Now, let’s derive those same standard errors for the centered version. We’ll start be extracting the standard errors and covariances of the coefficients. Then we’ll combine them. Although we could do this more elegantly, we’ll write it out in full to make it obvious what’s happening.

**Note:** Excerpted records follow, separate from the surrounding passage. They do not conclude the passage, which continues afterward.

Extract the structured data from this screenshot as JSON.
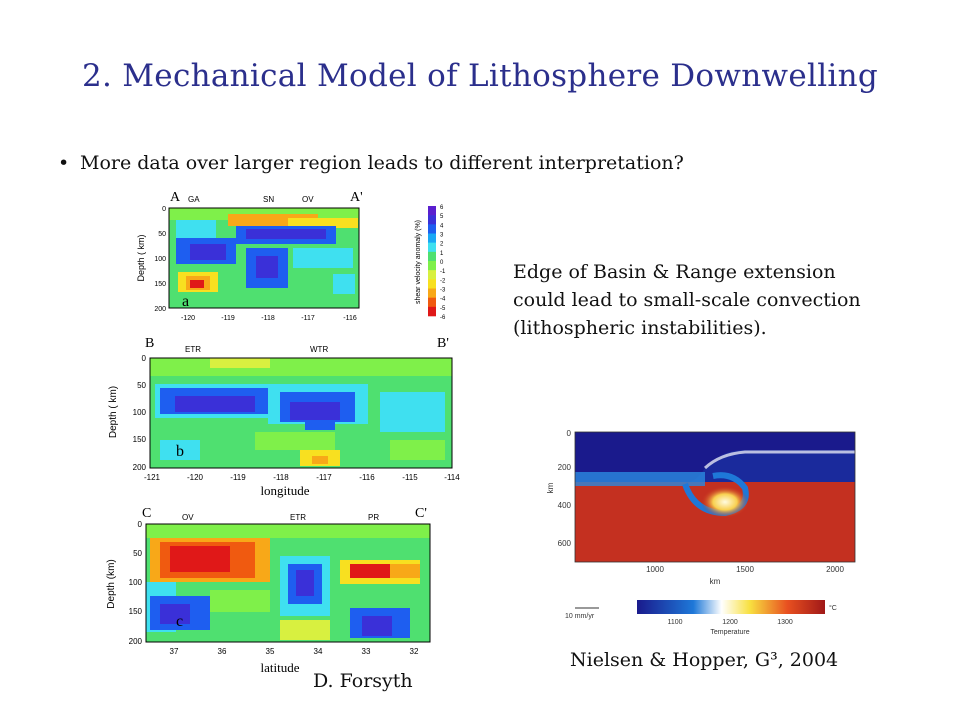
{
  "slide": {
    "title": "2. Mechanical Model of Lithosphere Downwelling",
    "bullet": "More data over larger region leads to different interpretation?",
    "note": "Edge of Basin & Range extension\ncould lead to small-scale convection\n(lithospheric instabilities).",
    "credit_left": "D. Forsyth",
    "credit_right": "Nielsen & Hopper, G³, 2004"
  },
  "panels": {
    "a": {
      "letter": "a",
      "start": "A",
      "end": "A'",
      "markers": [
        "GA",
        "SN",
        "OV"
      ],
      "ylabel": "Depth ( km)",
      "yticks": [
        "0",
        "50",
        "100",
        "150",
        "200"
      ],
      "xticks": [
        "-120",
        "-119",
        "-118",
        "-117",
        "-116"
      ]
    },
    "b": {
      "letter": "b",
      "start": "B",
      "end": "B'",
      "markers": [
        "ETR",
        "WTR"
      ],
      "ylabel": "Depth ( km)",
      "yticks": [
        "0",
        "50",
        "100",
        "150",
        "200"
      ],
      "xticks": [
        "-121",
        "-120",
        "-119",
        "-118",
        "-117",
        "-116",
        "-115",
        "-114"
      ],
      "xlabel": "longitude"
    },
    "c": {
      "letter": "c",
      "start": "C",
      "end": "C'",
      "markers": [
        "OV",
        "ETR",
        "PR"
      ],
      "ylabel": "Depth (km)",
      "yticks": [
        "0",
        "50",
        "100",
        "150",
        "200"
      ],
      "xticks": [
        "37",
        "36",
        "35",
        "34",
        "33",
        "32"
      ],
      "xlabel": "latitude"
    }
  },
  "colorbar": {
    "label": "shear velocity anomaly (%)",
    "ticks": [
      "6",
      "5",
      "4",
      "3",
      "2",
      "1",
      "0",
      "-1",
      "-2",
      "-3",
      "-4",
      "-5",
      "-6"
    ],
    "colors": [
      "#5a1fcf",
      "#3a30d8",
      "#1e5ef0",
      "#1aa8f5",
      "#3fe0f0",
      "#4fe070",
      "#7ff04a",
      "#d8f040",
      "#f8e020",
      "#f8a818",
      "#f05a10",
      "#e01818"
    ]
  },
  "model": {
    "yaxis_label": "km",
    "yticks": [
      "0",
      "200",
      "400",
      "600"
    ],
    "xticks": [
      "1000",
      "1500",
      "2000"
    ],
    "xlabel": "km",
    "arrow_label": "10 mm/yr",
    "bar_ticks": [
      "1100",
      "1200",
      "1300"
    ],
    "bar_unit": "°C",
    "bar_label": "Temperature"
  }
}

se <- summary(m2.2)$coef[,2]
x1x2_low <- min(dat$x2_cent)
x1x2_high <- max(dat$x2_cent)
x1x3_low <- min(dat$x3_cent)
x1x3_high <- max(dat$x3_cent)
vcov_x1_x1x2 <- vcov(m2.2)[5, 2]
vcov_x1_x1x3 <- vcov(m2.2)[6, 2]
vcov_x1x2_x1x3 <- vcov(m2.2)[6, 5]
se_x1 <- se[2]
se_x1x2 <- se[5]
se_x1x3 <- se[6]

Standard error on the slope at the first factor level:

as.numeric(
sqrt(x1x2_low^2 * se_x1x2^2 + 
     x1x3_low^2 * se_x1x3^2 +
     se_x1^2 +
     2 * x1x2_low * vcov_x1_x1x2 +
     2 * x1x3_low * vcov_x1_x1x3 +
     2 * x1x2_low * x1x3_low * vcov_x1x2_x1x3)
)
## [1] 0.1114734

This matches the version from the uncentered model:

summary(m2)$coef[2,2] 
## [1] 0.1114734

And the second level:

as.numeric(
sqrt(x1x2_high^2 * se_x1x2^2 + 
     x1x3_low^2 * se_x1x3^2 +
     se_x1^2 +
     2 * x1x2_high * vcov_x1_x1x2 +
     2 * x1x3_low * vcov_x1_x1x3 +
     2 * x1x2_high * x1x3_low * vcov_x1x2_x1x3)
)
## [1] 0.09118352

And the third level:

as.numeric(
sqrt(x1x2_low^2 * se_x1x2^2 + 
     x1x3_high^2 * se_x1x3^2 +
     se_x1^2 +
     2 * x1x2_low * vcov_x1_x1x2 +
     2 * x1x3_high * vcov_x1_x1x3 +
     2 * x1x2_low * x1x3_high * vcov_x1x2_x1x3)
)
## [1] 0.1117044

Again, comparing to the uncentered version, they match:

se <- summary(m2)$coef[,2]
sqrt(se[5]^2 - se[2]^2)
##      x1:f2 
## 0.09118352
sqrt(se[6]^2 - se[2]^2)
##     x1:f3 
## 0.1117044

Whether or not you center your predictors, transforming your factor coefficient interactions like the above can be a powerful way of displaying data. For example see Figure 1 in O’Regan et al. 2014, Ecology, 95(4) where we use this method to illustrate the effect of climate warming and drying on four responses across three amphibian species. Each panel represents a single model and we’ve adjusted the coefficients so that each effect is with respect to zero instead of with respect to another factor level. If this kind of presentation of the results is all you’re after, then there’s no need to center the factor levels. If, however, you also want to apply model averaging to coefficient values that include interactions, you will need to center your predictors and combine the coefficients as in the above example.